The advantage is twofold. First, learners receive instant, AI-powered feedback on their performance, helping them refine responses and build confidence before they ever sit down with an instructor.
Then, when the live coaching session takes place, instructors can focus on higher-order skills and nuanced feedback rather than basic corrections.
For training providers, this approach combines scalability with quality.
Simulations extend learning beyond the classroom and give participants a safe environment to test decisions, make mistakes, and improve, leading to stronger learning experiences and measurable improvements in employee performance.
Use Case 10: Pairing AI with human skills and emotional intelligence
While AI can generate content, analyze data, and automate tasks, it cannot replicate the human qualities that define great training. Emotional intelligence, interpersonal awareness, and critical thinking remain the foundation of effective learning experiences.

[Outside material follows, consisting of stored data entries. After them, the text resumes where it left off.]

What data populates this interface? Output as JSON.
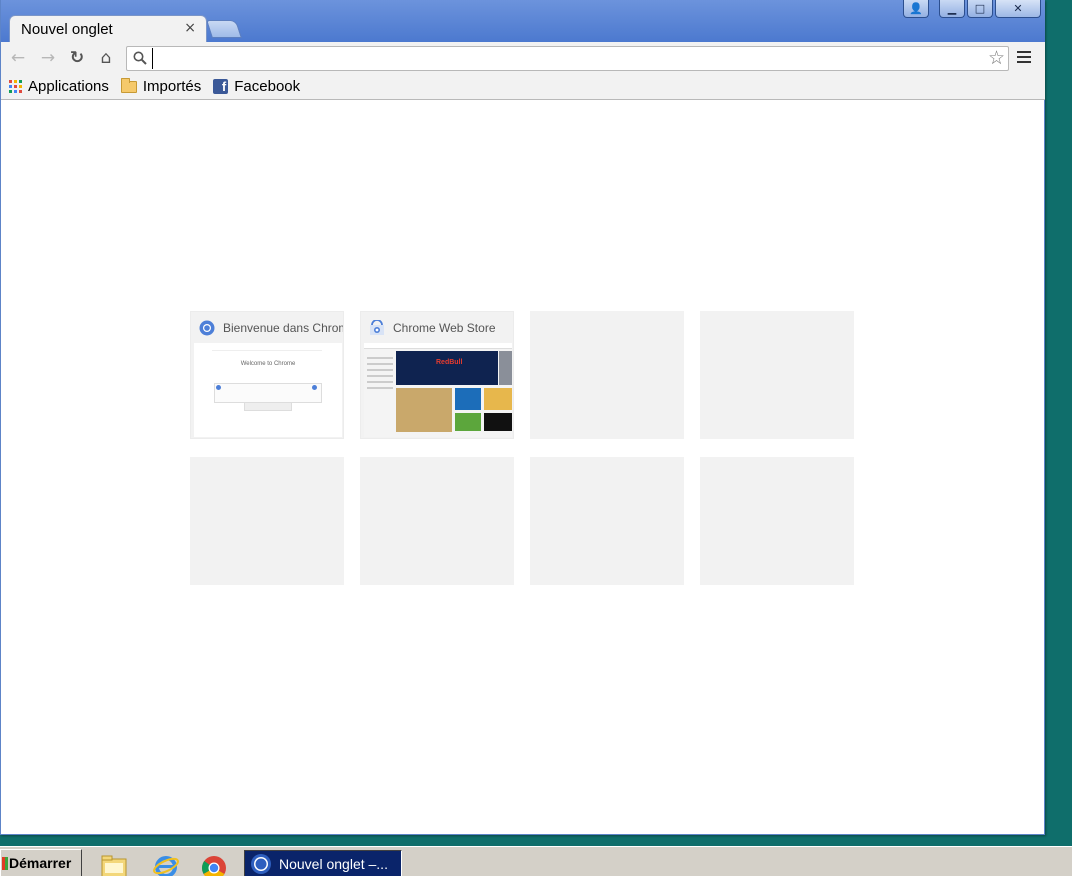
{
  "tab": {
    "title": "Nouvel onglet",
    "close_glyph": "×"
  },
  "window_controls": {
    "user_glyph": "👤",
    "minimize_glyph": "▁",
    "maximize_glyph": "□",
    "close_glyph": "✕"
  },
  "toolbar": {
    "back_glyph": "←",
    "forward_glyph": "→",
    "reload_glyph": "↻",
    "home_glyph": "⌂",
    "omnibox_value": "",
    "star_glyph": "☆"
  },
  "bookmarks": [
    {
      "label": "Applications",
      "icon": "apps-grid-icon"
    },
    {
      "label": "Importés",
      "icon": "folder-icon"
    },
    {
      "label": "Facebook",
      "icon": "facebook-icon",
      "icon_glyph": "f"
    }
  ],
  "tiles": [
    {
      "title": "Bienvenue dans Chrome",
      "thumbnail": "Welcome to Chrome",
      "filled": true
    },
    {
      "title": "Chrome Web Store",
      "thumbnail": "Chrome Web Store",
      "filled": true
    },
    {
      "title": "",
      "filled": false
    },
    {
      "title": "",
      "filled": false
    },
    {
      "title": "",
      "filled": false
    },
    {
      "title": "",
      "filled": false
    },
    {
      "title": "",
      "filled": false
    },
    {
      "title": "",
      "filled": false
    }
  ],
  "thumb_welcome": {
    "heading": "Welcome to Chrome"
  },
  "thumb_store": {
    "banner": "RedBull"
  },
  "taskbar": {
    "start_label": "Démarrer",
    "quick_launch": [
      "folder-icon",
      "internet-explorer-icon",
      "chrome-icon"
    ],
    "active_task": "Nouvel onglet –..."
  },
  "colors": {
    "desktop": "#0f6e6b",
    "titlebar": "#4c79cf",
    "tab": "#f2f2f2",
    "tile": "#f2f2f2",
    "task_active": "#0a246a"
  }
}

The panelists cautioned against losing “the humanity of training,” reflecting the concern that overreliance on automation risks undermining what makes instructor-led learning effective.
For providers, the use case is about balance. AI can accelerate production and personalize delivery, but it is trainers who bring empathy, facilitation, and leadership, the qualities that transform information into genuine development.
Use Case 11: Proving ROI
Training providers are under constant pressure to demonstrate the value of their programs. Traditional evaluation methods, surveys, attendance rates, or anecdotal feedback, often fall short in showing real business impact.
AI-powered analytics provide a stronger foundation by analyzing learner behavior, assessment results, and long-term performance data.
During the webinar, Elena Agaragimova stressed that success comes from being a strategic partner to clients, not just delivering content. By using AI-driven insights, providers can speak the language of business leaders, showing clear links between training, productivity, and organizational outcomes.
Scott D’Amico added that business leaders care most about productivity, revenue, expenses, and reputation. AI enables providers to track and present evidence across these dimensions, moving beyond vague claims of effectiveness and actually proving training ROI.
Conclusion: Future of AI in Training and Development
Artificial intelligence is no longer an experiment on the sidelines, it is becoming central to how training providers design, deliver, and measure learning.
From AI-powered tools that accelerate content creation, to predictive analytics that identify skill gaps, to adaptive learning platforms that create personalized paths, the applications are wide-ranging and practical.
But success does not come from technology alone. The real impact will come when AI systems are paired with human expertise—trainers applying emotional intelligence, critical thinking, and industry knowledge to guide the learning process. This combination ensures training remains relevant, engaging, and effective.
For training providers, the future lies in integrating AI to deliver training that is scalable, engaging, and aligned to client needs.
Those who embrace this shift will be able to optimize training programs, demonstrate measurable business outcomes, and strengthen their role as trusted partners to learners in their field of expertise.